Patients with Mucopolysaccharidosis (MPS) have an increased risk of cardiovascular complications, conduction tissue abnormalities and arrhythmia; all rare but underestimated. It has been reported that conduction system defects are progressive in this group of patients and may result in sudden cardiac death. The aim of this study is to review our current practice and suggest best practice guidelines regarding the frequency of cardiac rhythm monitoring in this patient group.
Seventy-seven adult MPS patients who attended metabolic clinics between 2013 and 2019 were included in this retrospective observational study. Patients were affected with different MPS types: MPS I (n = 33), MPS II (n = 16), MPS IV (n = 19), VI (n = 8) and VII (n = 1). The assessments included: 12‑lead electrocardiogram (ECG), 24-h ECG (Holter monitor), loop recorder/pacemaker interrogation assessment.
Data from 12‑lead ECG (available from 69 patients) showed a variety of abnormalities: T wave inversion in a single lead III (n = 19), left ventricular hypertrophy (n = 14), early repolarization (n = 14), right axis deviation (RAD, n = 11), partial RBBB (n = 9), right bundle branch block (RBBB) (n = 1) and first degree AV block (n = 1).

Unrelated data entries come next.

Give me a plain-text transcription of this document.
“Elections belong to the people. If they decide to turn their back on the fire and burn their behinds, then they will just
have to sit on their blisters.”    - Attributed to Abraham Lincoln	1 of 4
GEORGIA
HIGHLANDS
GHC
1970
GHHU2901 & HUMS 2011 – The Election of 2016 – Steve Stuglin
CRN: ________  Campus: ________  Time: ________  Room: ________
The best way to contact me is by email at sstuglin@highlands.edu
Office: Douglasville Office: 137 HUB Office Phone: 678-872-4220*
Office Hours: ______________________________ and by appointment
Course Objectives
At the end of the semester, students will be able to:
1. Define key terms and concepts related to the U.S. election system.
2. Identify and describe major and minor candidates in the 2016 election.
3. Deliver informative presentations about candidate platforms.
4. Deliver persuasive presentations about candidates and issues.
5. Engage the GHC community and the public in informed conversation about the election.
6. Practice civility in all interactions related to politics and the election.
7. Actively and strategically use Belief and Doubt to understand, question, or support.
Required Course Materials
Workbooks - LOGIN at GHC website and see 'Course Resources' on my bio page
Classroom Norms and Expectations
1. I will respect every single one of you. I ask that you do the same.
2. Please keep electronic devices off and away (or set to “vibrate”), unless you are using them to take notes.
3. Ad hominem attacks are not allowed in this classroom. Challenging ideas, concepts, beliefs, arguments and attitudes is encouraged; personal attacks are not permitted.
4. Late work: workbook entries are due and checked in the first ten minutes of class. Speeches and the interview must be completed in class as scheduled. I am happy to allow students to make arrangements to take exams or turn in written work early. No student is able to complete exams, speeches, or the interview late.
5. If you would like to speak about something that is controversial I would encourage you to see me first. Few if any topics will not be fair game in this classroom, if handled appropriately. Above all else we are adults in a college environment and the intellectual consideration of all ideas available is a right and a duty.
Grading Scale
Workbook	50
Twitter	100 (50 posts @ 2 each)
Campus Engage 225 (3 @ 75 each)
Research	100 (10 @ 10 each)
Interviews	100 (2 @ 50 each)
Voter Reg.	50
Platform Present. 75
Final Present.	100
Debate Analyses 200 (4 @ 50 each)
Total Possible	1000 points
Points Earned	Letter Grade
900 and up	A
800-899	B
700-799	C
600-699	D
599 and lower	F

ECG changes of bundle branch block, RAD (left posterior fascicular block) could represent conduction tissue abnormality and equally could be related to the underlying lung tissue abnormality which is present in most of the patients with MPS. T wave abnormality in a single lead is usually insignificant in healthy individuals; however in MPS patients it could be as a result of chest shape.
Among the 34 patients for who 24-hour ECG was available, sinus tachycardia was the most common rhythm noted (n = 9), followed by sinus bradycardia (n = 4), atrial fibrillation (AF) (n = 1) and atrio-ventricular nodal re-entry tachycardia (AVNRT) (n = 1). Permanent pacemaker was inserted in two patients. AF was observed in one patient with MPS II.
In conclusion, we postulate that regular cardiac monitoring is required to warrant early detection of underlying conduction tissue abnormalities. In addition, 12‑lead ECG is the first line investigation that, if abnormal, should be followed up by 24-hour Holter monitoring. These findings warrant further research studies.